For a while, I was going to the YWCA with my girlfriend Laurel every day. I would ride an exercise bike while reading a novel. I picked Heart of Darkness for my next bicycle novel, and then stuff happened, and I stopped exercising. So it lurked in my car, taunting me: "You stopped exercising."
I finally picked up the thing after I'd had a big argument with said girlfriend, and was killing some time. I was not really in a good frame of mind to start this book, but I don't think that colored my opinion too much. The copy I had was 300 pages long, about 200 of which were historical materials, reviews, critical analysis, etc. Talk about a tale that is Literature Incarnate!
I didn't think it was a bad novel per se, but then again, I could hardly call it a page-turner. Our narrator (not Marlowe, the guy to whom Marlowe was speaking) had no personality at all, and served as a needless buffer between the reader and Marlowe. This book has what I call "Moby Dick Syndrome." When I tell people about the plot, it sounds more interesting than it was. The reason is that when I think about the book, I am remembering the parts where stuff actually happened, as opposed to most of the first half. I would put this book down and not pick it up again for days. Usually, when I read a book, I either go straight through, or read it obsessively whenever I can until I'm finished. I like to read. Not so with Heart of Darkness.

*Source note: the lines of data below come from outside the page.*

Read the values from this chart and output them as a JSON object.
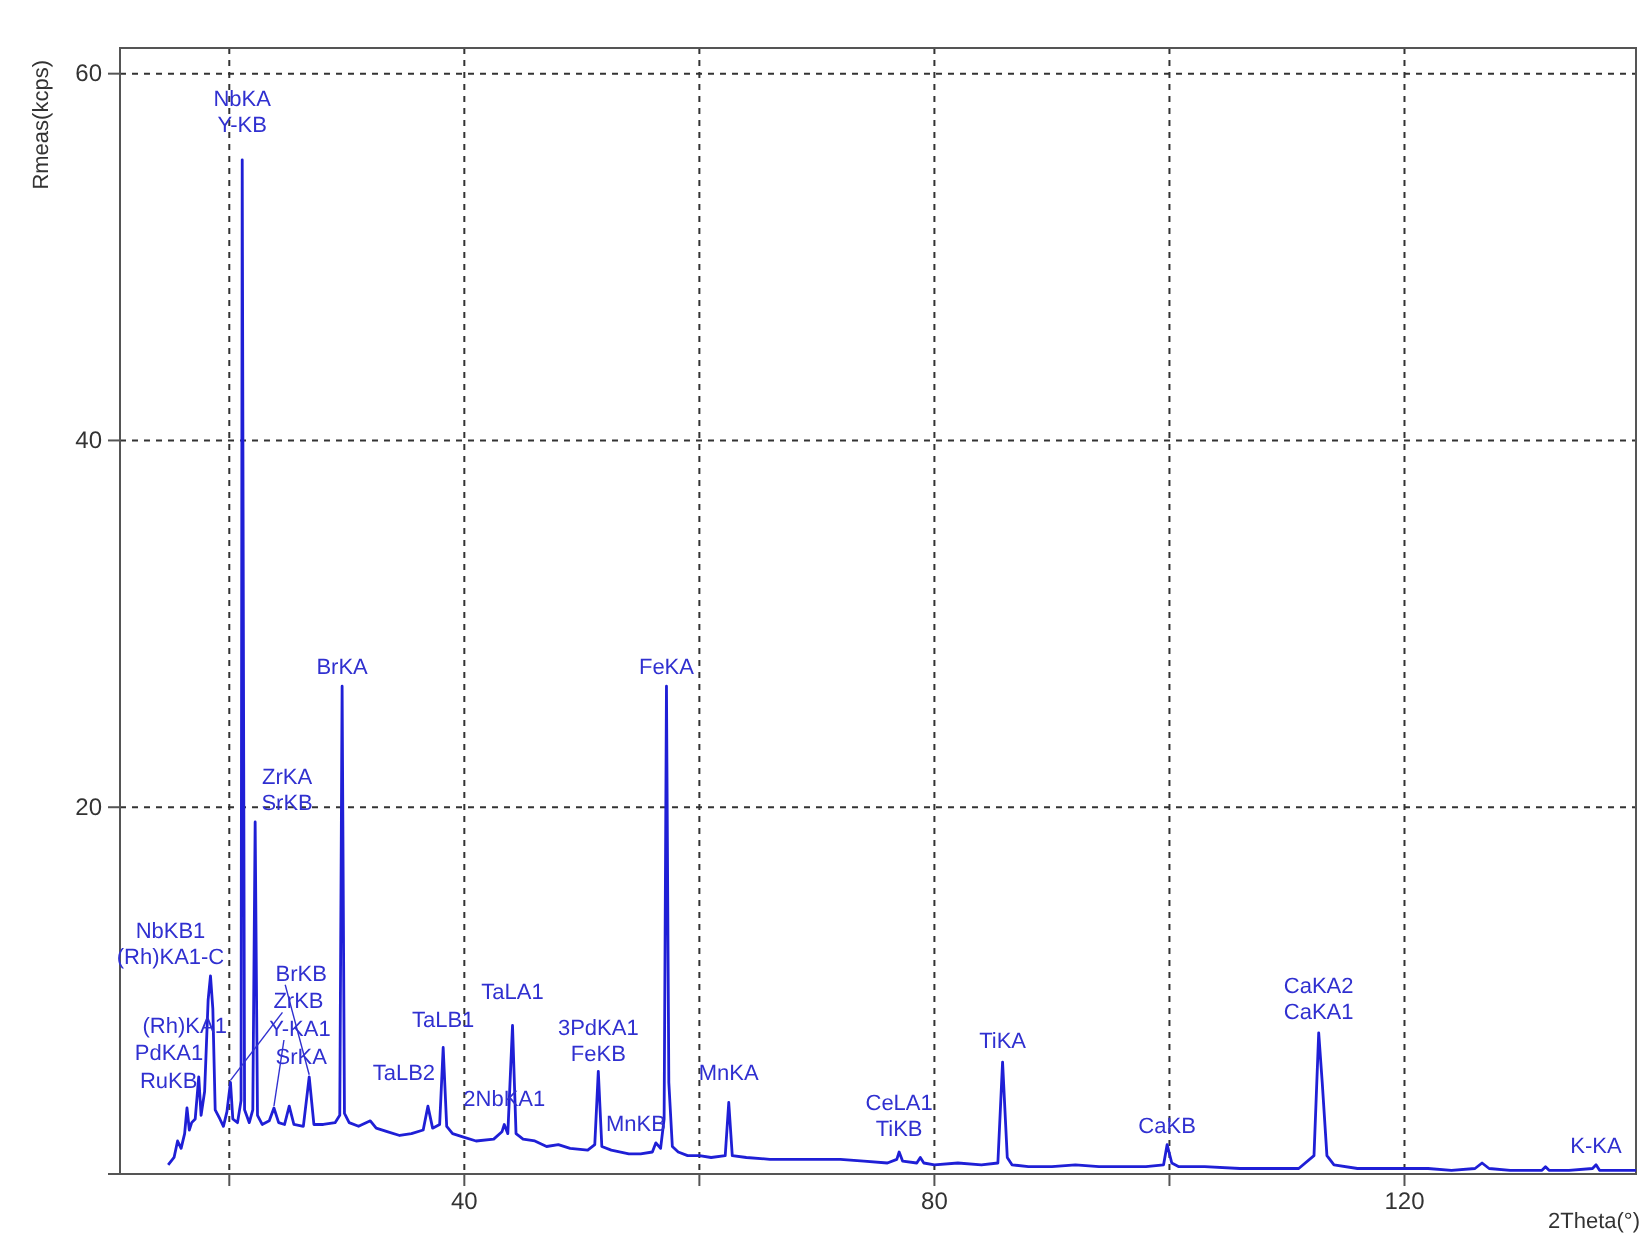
{
  "chart_data": {
    "type": "line",
    "xlabel": "2Theta(°)",
    "ylabel": "Rmeas(kcps)",
    "xlim": [
      10.7,
      139.7
    ],
    "ylim": [
      0,
      61.4
    ],
    "xticks": [
      {
        "value": 20,
        "label": null
      },
      40,
      {
        "value": 60,
        "label": null
      },
      80,
      {
        "value": 100,
        "label": null
      },
      120
    ],
    "yticks": [
      {
        "value": 0,
        "label": null
      },
      20,
      40,
      60
    ],
    "grid": true,
    "series": [
      {
        "color": "#1f1fd6",
        "x": [
          14.8,
          15.3,
          15.6,
          15.9,
          16.2,
          16.4,
          16.6,
          16.8,
          17.1,
          17.4,
          17.6,
          17.9,
          18.2,
          18.4,
          18.6,
          18.8,
          19.2,
          19.5,
          19.8,
          20.1,
          20.3,
          20.7,
          21.0,
          21.1,
          21.3,
          21.7,
          22.0,
          22.2,
          22.4,
          22.8,
          23.4,
          23.8,
          24.2,
          24.7,
          25.1,
          25.5,
          26.3,
          26.8,
          27.2,
          28.0,
          29.0,
          29.4,
          29.6,
          29.8,
          30.2,
          31.0,
          32.0,
          32.5,
          33.5,
          34.5,
          35.5,
          36.5,
          36.9,
          37.3,
          37.9,
          38.2,
          38.5,
          39.0,
          40.0,
          41.0,
          42.5,
          43.2,
          43.4,
          43.7,
          44.1,
          44.4,
          45.0,
          46.0,
          47.0,
          48.0,
          49.0,
          50.5,
          51.1,
          51.4,
          51.7,
          52.5,
          54.0,
          55.0,
          56.0,
          56.3,
          56.7,
          57.0,
          57.2,
          57.4,
          57.7,
          58.2,
          59.0,
          60.0,
          61.0,
          62.2,
          62.5,
          62.8,
          64.0,
          66.0,
          68.0,
          70.0,
          72.0,
          74.0,
          76.0,
          76.8,
          77.0,
          77.3,
          78.5,
          78.8,
          79.1,
          80.0,
          82.0,
          84.0,
          85.4,
          85.8,
          86.2,
          86.6,
          88.0,
          90.0,
          92.0,
          94.0,
          96.0,
          98.0,
          99.5,
          99.8,
          100.2,
          100.8,
          103.0,
          106.0,
          109.0,
          111.0,
          112.3,
          112.7,
          113.0,
          113.4,
          114.0,
          116.0,
          118.0,
          120.0,
          122.0,
          124.0,
          126.0,
          126.6,
          127.2,
          129.0,
          131.7,
          132.0,
          132.3,
          134.0,
          136.0,
          136.3,
          136.6,
          139.7
        ],
        "values": [
          0.5,
          0.9,
          1.8,
          1.4,
          2.2,
          3.6,
          2.4,
          2.8,
          3.0,
          5.3,
          3.2,
          4.5,
          9.5,
          10.8,
          9.0,
          3.5,
          3.0,
          2.6,
          3.4,
          5.0,
          3.0,
          2.8,
          4.0,
          55.3,
          3.5,
          2.8,
          3.5,
          19.2,
          3.2,
          2.7,
          2.9,
          3.6,
          2.8,
          2.7,
          3.7,
          2.7,
          2.6,
          5.3,
          2.7,
          2.7,
          2.8,
          3.2,
          26.6,
          3.3,
          2.8,
          2.6,
          2.9,
          2.5,
          2.3,
          2.1,
          2.2,
          2.4,
          3.7,
          2.5,
          2.7,
          6.9,
          2.6,
          2.2,
          2.0,
          1.8,
          1.9,
          2.3,
          2.7,
          2.2,
          8.1,
          2.2,
          1.9,
          1.8,
          1.5,
          1.6,
          1.4,
          1.3,
          1.6,
          5.6,
          1.5,
          1.3,
          1.1,
          1.1,
          1.2,
          1.7,
          1.4,
          3.0,
          26.6,
          5.0,
          1.5,
          1.2,
          1.0,
          1.0,
          0.9,
          1.0,
          3.9,
          1.0,
          0.9,
          0.8,
          0.8,
          0.8,
          0.8,
          0.7,
          0.6,
          0.8,
          1.2,
          0.7,
          0.6,
          0.9,
          0.6,
          0.5,
          0.6,
          0.5,
          0.6,
          6.1,
          0.9,
          0.5,
          0.4,
          0.4,
          0.5,
          0.4,
          0.4,
          0.4,
          0.5,
          1.6,
          0.6,
          0.4,
          0.4,
          0.3,
          0.3,
          0.3,
          1.0,
          7.7,
          5.0,
          1.0,
          0.5,
          0.3,
          0.3,
          0.3,
          0.3,
          0.2,
          0.3,
          0.6,
          0.3,
          0.2,
          0.2,
          0.4,
          0.2,
          0.2,
          0.3,
          0.5,
          0.2,
          0.2
        ]
      }
    ],
    "line_style": "solid",
    "annotations": [
      {
        "text": "NbKA\nY-KB",
        "x": 21.1,
        "y": 55.3
      },
      {
        "text": "ZrKA\nSrKB",
        "x": 22.2,
        "y": 19.2
      },
      {
        "text": "BrKA",
        "x": 29.6,
        "y": 26.6
      },
      {
        "text": "FeKA",
        "x": 57.2,
        "y": 26.6
      },
      {
        "text": "NbKB1\n(Rh)KA1-C",
        "x": 18.4,
        "y": 10.8
      },
      {
        "text": "(Rh)KA1",
        "x": 17.4,
        "y": 5.3
      },
      {
        "text": "PdKA1",
        "x": 16.4,
        "y": 3.6
      },
      {
        "text": "ZrKB",
        "x": 20.1,
        "y": 5.0
      },
      {
        "text": "RuKB",
        "x": 16.2,
        "y": 2.2
      },
      {
        "text": "SrKA",
        "x": 25.1,
        "y": 3.7
      },
      {
        "text": "Y-KA1",
        "x": 23.8,
        "y": 3.6
      },
      {
        "text": "BrKB",
        "x": 26.8,
        "y": 5.3
      },
      {
        "text": "TaLB1",
        "x": 38.2,
        "y": 6.9
      },
      {
        "text": "TaLB2",
        "x": 36.9,
        "y": 3.7
      },
      {
        "text": "TaLA1",
        "x": 44.1,
        "y": 8.1
      },
      {
        "text": "2NbKA1",
        "x": 43.4,
        "y": 2.7
      },
      {
        "text": "3PdKA1\nFeKB",
        "x": 51.4,
        "y": 5.6
      },
      {
        "text": "MnKB",
        "x": 56.3,
        "y": 1.7
      },
      {
        "text": "MnKA",
        "x": 62.5,
        "y": 3.9
      },
      {
        "text": "CeLA1\nTiKB",
        "x": 77.0,
        "y": 1.2
      },
      {
        "text": "TiKA",
        "x": 85.8,
        "y": 6.1
      },
      {
        "text": "CaKB",
        "x": 99.8,
        "y": 1.6
      },
      {
        "text": "CaKA2\nCaKA1",
        "x": 112.7,
        "y": 7.7
      },
      {
        "text": "K-KA",
        "x": 136.3,
        "y": 0.5
      }
    ]
  }
}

Yes, there were political sentiments that were groundbreaking at the time. But for a modern reader like me, I was thinking, "Fine. Yes. It is bad to treat Africans like they are animals. Very bad. But I knew that. So shut up and have something happen." To be fair, one of the events in that vein did touch me: Marlowe was going on about something, and then he mentioned that the natives on the steamboat didn't have anything to eat, nor had they for a long time. That the whites didn't even consider that they would need food. They ate meat out of tins, but when the natives were able to obtain some rotting hippo-meat, the whites threw it overboard because they didn't like the way it smelled. I had taken for granted that the natives were eating something the whole time.
Some of the writing just confused me. At one point, I thought that Marlowe had found Kurtz dead body in a shack, and that was that, but then a few paragraphs later they landed in Kurtz' stronghold and it was clear they hadn't seen him yet. I don't mind messing around in time and space, but I don't like it when everything just gets muddy.
After I finished, Laurel suggested we rent "Apocolypse Now." It was an interesting adaptation (they moved the location to Vietnam, and changed the "company" to the "army.") I have to say that in this case I liked the movie more than the book.